The book further argues that in order to understand the relationship between technology and social change, we must look at the processes ICTs are said to change and be sensitive to the ways in which technologies, their producers, and their users exercise agency in social change. Several short case studies recounted in the book exemplify this approach. The book does not develop grand theory about the uses or effects of digital media in India or extrapolate new theories from the Indian experience. Nevertheless, the book serves to orient readers to recent developments surrounding digital media and networks in India. More importantly, it sets a scholarly and advocacy agenda around communication in India. Thomas calls for more critical, empirical research on the social consequences of ICT developments and projects, and warns against presumptions that market forces alone will produce the communication systems Indians need or desire. A political economist at heart, Thomas is attuned to the ways in which entrenched power and privilege, whether emanating from the public or private sector, seeks to influence or control the design, distribution and use of technology in information-oriented economies. Thomas recognizes that technology may create opportunities for freedom and justice, but does not assume that it will override the power of the state, industry, or the more abstract but pervasive influences inscribed in the institutions of caste, class and gender.

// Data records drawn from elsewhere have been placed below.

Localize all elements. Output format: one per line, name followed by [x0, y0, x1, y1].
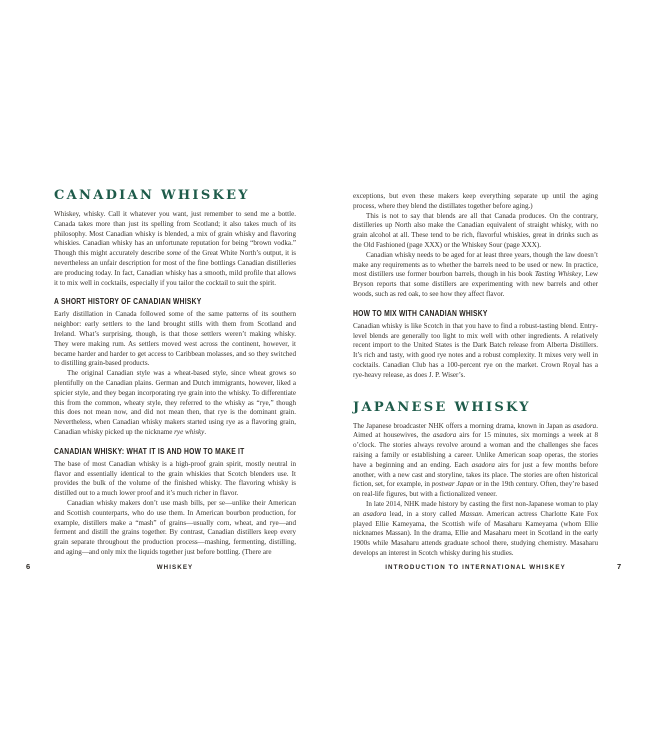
- text-run: airs for 15 minutes, six mornings a week at 8 o’clock. The stories always revolve around a woman and the challenges she faces raising a family or establishing a career. Unlike American soap operas, the stories have a beginning and an ending. Each: [353, 431, 598, 469]
- body-paragraph: [54, 210, 296, 288]
- body-paragraph: [54, 310, 296, 369]
- italic-text-run: postwar Japan: [431, 480, 474, 489]
- text-run: , Lew Bryson reports that some distillers are experimenting with new barrels and other woods, such as red oak, to see how they affect flavor.: [353, 270, 598, 298]
- text-run: exceptions, but even these makers keep everything separate up until the aging process, where they blend the distillates together before aging.): [353, 192, 598, 210]
- text-run: Whiskey, whisky. Call it whatever you want, just remember to send me a bottle. Canada takes more than just its spelling from Scotland; it also takes much of its philosophy. Most Canadian whisky is blended, a mix of grain whisky and flavoring whiskies. Canadian whisky has an unfortunate reputation for being “brown vodka.” Though this might accurately describe: [54, 210, 296, 258]
- text-run: The base of most Canadian whisky is a high-proof grain spirit, mostly neutral in flavor and essentially identical to the grain whiskies that Scotch blenders use. It provides the bulk of the volume of the finished whisky. The flavoring whisky is distilled out to a much lower proof and it’s much richer in flavor.: [54, 459, 296, 498]
- body-paragraph: [54, 369, 296, 438]
- italic-text-run: asadora: [471, 460, 495, 469]
- sub-heading: CANADIAN WHISKY: WHAT IT IS AND HOW TO MAKE IT: [54, 446, 245, 456]
- text-run: Early distillation in Canada followed some of the same patterns of its southern neighbor: early settlers to the land brought stills with them from Scotland and Ireland. What’s surprising, though, is that those settlers weren’t making whisky. They were making rum. As settlers moved west across the continent, however, it became harder and harder to get access to Caribbean molasses, and so they switched to distilling grain-based products.: [54, 310, 296, 368]
- text-run: .: [204, 427, 207, 436]
- text-run: of the Great White North’s output, it is nevertheless an unfair description for most of the fine bottlings Canadian distilleries are producing today. In fact, Canadian whisky has a smooth, mild profile that allows it to mix well in cocktails, especially if you tailor the cocktail to suit the spirit.: [54, 249, 297, 287]
- sub-heading: HOW TO MIX WITH CANADIAN WHISKY: [353, 308, 488, 318]
- text-run: airs for just a few months before another, with a new cast and storyline, takes its place. The stories are often historical fiction, set, for example, in: [353, 460, 598, 489]
- text-run: This is not to say that blends are all that Canada produces. On the contrary, distilleries up North also make the Canadian equivalent of straight whisky, with no grain alcohol at all. These tend to be rich, flavorful whiskies, great in drinks such as the Old Fashioned (page XXX) or the Whiskey Sour (page XXX).: [353, 211, 598, 249]
- section-heading: JAPANESE WHISKY: [353, 399, 531, 415]
- sub-heading: A SHORT HISTORY OF CANADIAN WHISKY: [54, 297, 202, 307]
- text-run: . American actress Charlotte Kate Fox played Ellie Kameyama, the Scottish wife of Masaharu Kameyama (whom Ellie nicknames Massan). In the drama, Ellie and Masaharu meet in Scotland in the early 1900s while Masaharu attends graduate school there, studying chemistry. Masaharu develops an interest in Scotch whisky during his studies.: [353, 509, 598, 557]
- body-paragraph: [54, 499, 296, 558]
- italic-text-run: asadora: [572, 421, 597, 430]
- body-paragraph: [353, 322, 598, 381]
- body-paragraph: [353, 500, 598, 559]
- text-run: The original Canadian style was a wheat-based style, since wheat grows so plentifully on the Canadian plains. German and Dutch immigrants, however, liked a spicier style, and they began incorporating rye grain into the whisky. To differentiate this from the common, wheaty style, they referred to the whisky as “rye,” though this does not mean now, and did not mean then, that rye is the dominant grain. Nevertheless, when Canadian whisky makers started using rye as a flavoring grain, Canadian whisky picked up the nickname: [54, 369, 296, 436]
- italic-text-run: some: [166, 249, 182, 258]
- italic-text-run: asadora: [432, 431, 457, 440]
- text-run: . Aimed at housewives, the: [353, 421, 598, 440]
- section-heading: CANADIAN WHISKEY: [54, 188, 250, 203]
- text-run: Canadian whisky needs to be aged for at least three years, though the law doesn’t make any requirements as to whether the barrels need to be used or new. In practice, most distillers use former bourbon barrels, though in his book: [353, 250, 598, 279]
- body-paragraph: [353, 192, 598, 212]
- body-paragraph: [54, 460, 296, 499]
- body-paragraph: [353, 212, 598, 251]
- page-right-text-column: [353, 192, 598, 559]
- running-footer-left: WHISKEY: [156, 564, 194, 571]
- page-number-right: 7: [617, 562, 622, 571]
- text-run: The Japanese broadcaster NHK offers a morning drama, known in Japan as: [353, 421, 573, 430]
- italic-text-run: Tasting Whiskey: [534, 270, 582, 279]
- italic-text-run: Massan: [459, 509, 482, 518]
- text-run: lead, in a story called: [386, 509, 460, 518]
- body-paragraph: [353, 422, 598, 500]
- italic-text-run: rye whisky: [174, 427, 205, 436]
- text-run: Canadian whisky makers don’t use mash bills, per se—unlike their American and Scottish counterparts, who do use them. In American bourbon production, for example, distillers make a “mash” of grains—usually corn, wheat, and rye—and ferment and distill the grains together. By contrast, Canadian distillers keep every grain separate throughout the production process—mashing, fermenting, distilling, and aging—and only mix the liquids together just before bottling. (There are: [54, 498, 296, 556]
- text-run: Canadian whisky is like Scotch in that you have to find a robust-tasting blend. Entry-level blends are generally too light to mix well with other ingredients. A relatively recent import to the United States is the Dark Batch release from Alberta Distillers. It’s rich and tasty, with good rye notes and a robust complexity. It mixes very well in cocktails. Canadian Club has a 100-percent rye on the market. Crown Royal has a rye-heavy release, as does J. P. Wiser’s.: [353, 321, 598, 379]
- page-number-left: 6: [26, 562, 31, 571]
- page-left-text-column: [54, 189, 296, 558]
- italic-text-run: asadora: [363, 509, 387, 518]
- text-run: In late 2014, NHK made history by casting the first non-Japanese woman to play an: [353, 499, 598, 518]
- running-footer-right: INTRODUCTION TO INTERNATIONAL WHISKEY: [385, 564, 566, 571]
- text-run: or in the 19th century. Often, they’re based on real-life figures, but with a fictionalized veneer.: [353, 480, 598, 499]
- body-paragraph: [353, 251, 598, 300]
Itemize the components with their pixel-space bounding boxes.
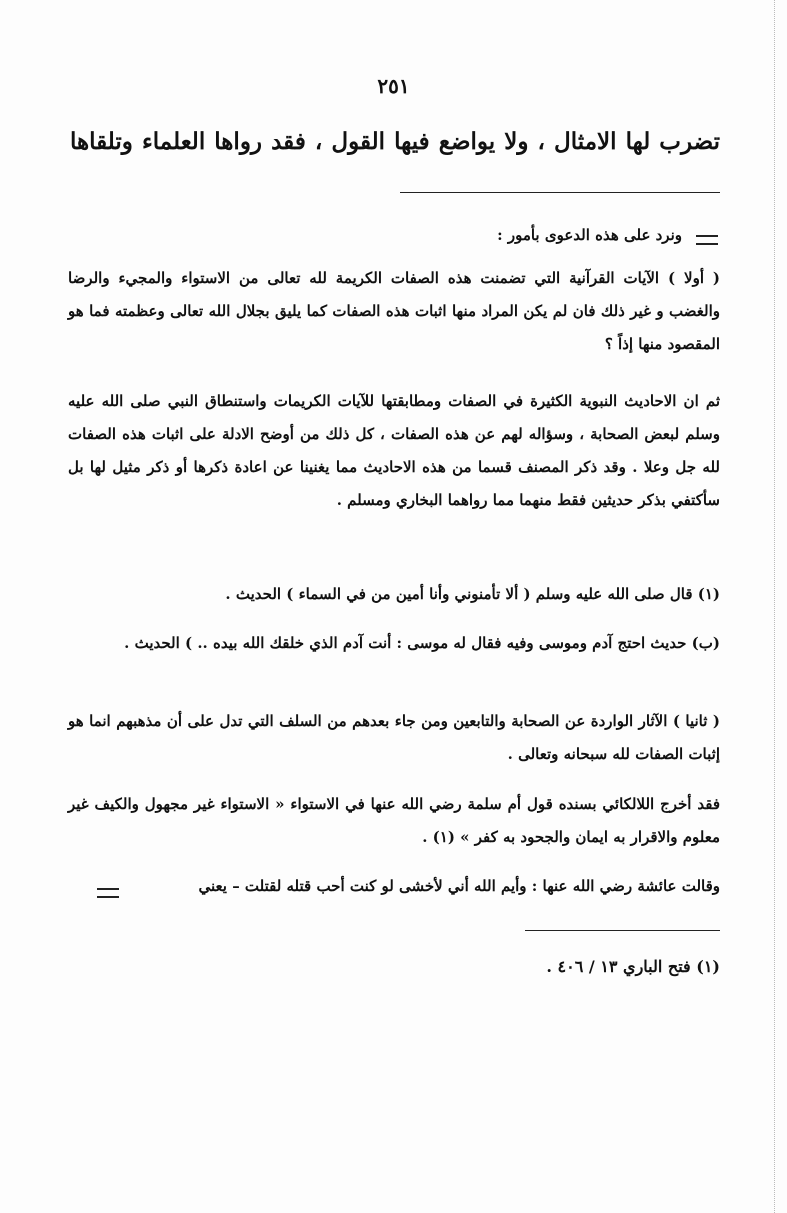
paragraph-hadith-b: (ب) حديث احتج آدم وموسى وفيه فقال له موسى : أنت آدم الذي خلقك الله بيده .. ) الحديث . (124, 634, 720, 652)
continuation-marker-icon (97, 888, 119, 898)
paragraph-hadiths: ثم ان الاحاديث النبوية الكثيرة في الصفات ومطابقتها للآيات الكريمات واستنطاق النبي صلى الله عليه وسلم لبعض الصحابة ، وسؤاله لهم عن هذه الصفات ، كل ذلك من أوضح الادلة على اثبات هذه الصفات لله جل وعلا . وقد ذكر المصنف قسما من هذه الاحاديث مما يغنينا عن اعادة ذكرها أو ذكر مثيل لها بل سأكتفي بذكر حديثين فقط منهما مما رواهما البخاري ومسلم . (68, 392, 720, 509)
paragraph-aisha: وقالت عائشة رضي الله عنها : وأيم الله أني لأخشى لو كنت أحب قتله لقتلت – يعني (198, 877, 720, 895)
scan-edge-line (774, 0, 776, 1213)
paragraph-first: ( أولا ) الآيات القرآنية التي تضمنت هذه الصفات الكريمة لله تعالى من الاستواء والمجيء والرضا والغضب و غير ذلك فان لم يكن المراد منها اثبات هذه الصفات كما يليق بجلال الله تعالى وعظمته فما هو المقصود منها إذاً ؟ (68, 269, 720, 353)
footnote-divider (525, 930, 720, 931)
divider-line (400, 192, 720, 193)
footnote: (١) فتح الباري ١٣ / ٤٠٦ . (546, 957, 720, 976)
paragraph-hadith-a: (١) قال صلى الله عليه وسلم ( ألا تأمنوني وأنا أمين من في السماء ) الحديث . (225, 585, 720, 603)
paragraph-lalkai: فقد أخرج اللالكائي بسنده قول أم سلمة رضي الله عنها في الاستواء « الاستواء غير مجهول والكيف غير معلوم والاقرار به ايمان والجحود به كفر » (١) . (68, 795, 720, 846)
page-number: ٢٥١ (377, 74, 410, 98)
commentary-marker-icon (696, 235, 718, 245)
paragraph-second: ( ثانيا ) الآثار الواردة عن الصحابة والتابعين ومن جاء بعدهم من السلف التي تدل على أن مذهبهم انما هو إثبات الصفات لله سبحانه وتعالى . (68, 712, 720, 763)
continuation-line: تضرب لها الامثال ، ولا يواضع فيها القول ، فقد رواها العلماء وتلقاها (70, 128, 720, 155)
section-heading: ونرد على هذه الدعوى بأمور : (497, 226, 682, 244)
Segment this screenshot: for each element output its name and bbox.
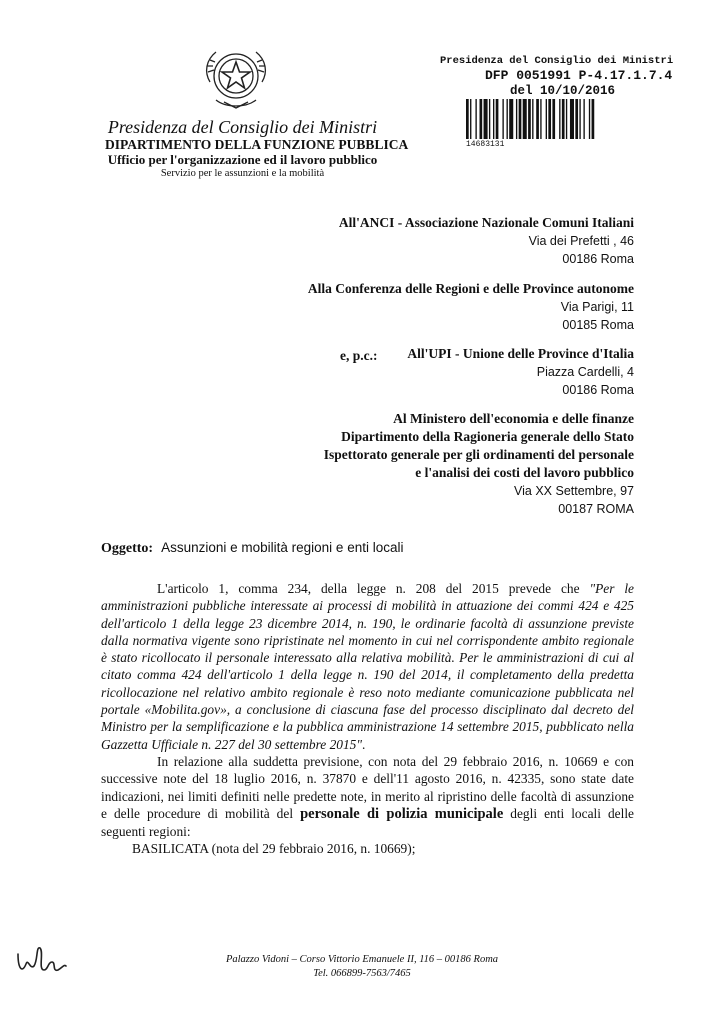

Finally, he exhorts members of civil society to recognize their interests in the shape and structure of communication systems, which are central to people’s opportunities and capabilities for life and livelihood.

Overall, the trilogy sets an agenda for communication studies in India and calls needed attention to the political economy and policy dimensions of this agenda. The trilogy’s readers will gain a relatively concise orientation towards communication developments in modern India and a sense of some of the most important questions facing Indian communication studies. Despite its strengths, the path Thomas charts has a few bumps. At times, the books treat overlapping subject matter. For example, Thomas writes repetitively about the right to information and community radio movements in both the first and second books, and about dilemmas in Indian intellectual property laws in the first and third. A related weakness is the prismatic structure of some sections of the books. Individual chapters do not always hang together well, follow logically from one another, or build upon each other. The structure sometimes occasions redundancy, such as the multiple accounts of India’s liberalization of its telecommunications sector in early chapters of book three. Finally, aiming for breadth over depth, the books sometimes make assertions without offering complete explanations or giving adequate empirical evidence to assess the analysis. However, given the substantiality of the undertaking, such faults can be forgiven. Other scholars who follow in his path can pick up where Thomas leaves off in mapping this complex, but consequential, terrain.